The sour flavour naturally enters sweet and is beautifully offset by the pungent flavour that enters sour. Hence the overwhelming popularity of the hot, sweet-and-sour
gong bao ji
ding
in my cooking school. And the same flavours are found in
dhansak
or
patia
Indian curries. Some of the combinations in the Five-Element control cycle are not easily accessible to the Western chef. If you are fortunate enough to live near an area with specialist shops you may be able to buy
ku gua
, the Chinese bitter melon that looks like a light green cucumber, and fermented black bean paste. In China the sliced bitter melon is stir-fried with the black bean paste and sliced green chilli, resulting in an amazing bitter, salty and pungent dish. Much simpler, but equally delicious, is grated kohlrabi with chilli oil and salt. Good traditional Western food can feature the control cycle too: take liver and onions (slightly bitter, pungent and salty) and the many sweet and sour chutneys that English country cooking was once famous for.

It is not difficult to incorporate the flavours in home-cooked dishes. Look for traditional recipes that use sour fruits such as redcurrants, rhubarb and of course lemons; and use the rind, too, for a bitter touch; or experiment with Indian and other flavoursome Asian ingredients using new and different spices.

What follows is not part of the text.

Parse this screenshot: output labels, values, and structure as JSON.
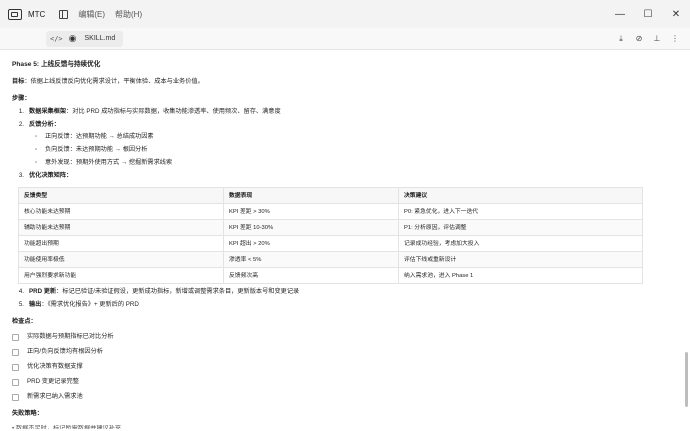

You will find that if you understand the relationship between the flavours you can remedy mistakes in cooking by adding
small amounts of the controlling flavour. Thus, if a dish is too sour, something spicy might make it appetizing (Thai cooks add chilli to grapefruit and other underripe fruits); too bitter, add salt (this is how we make many greens palatable), and too sweet add something sour (a well appreciated combination). A touch of bitterness can offset spiciness in a dish, though, failing that, sweet, the creator of pungent, also works well. And a sweet flavour can do wonders to mask an excess of salt.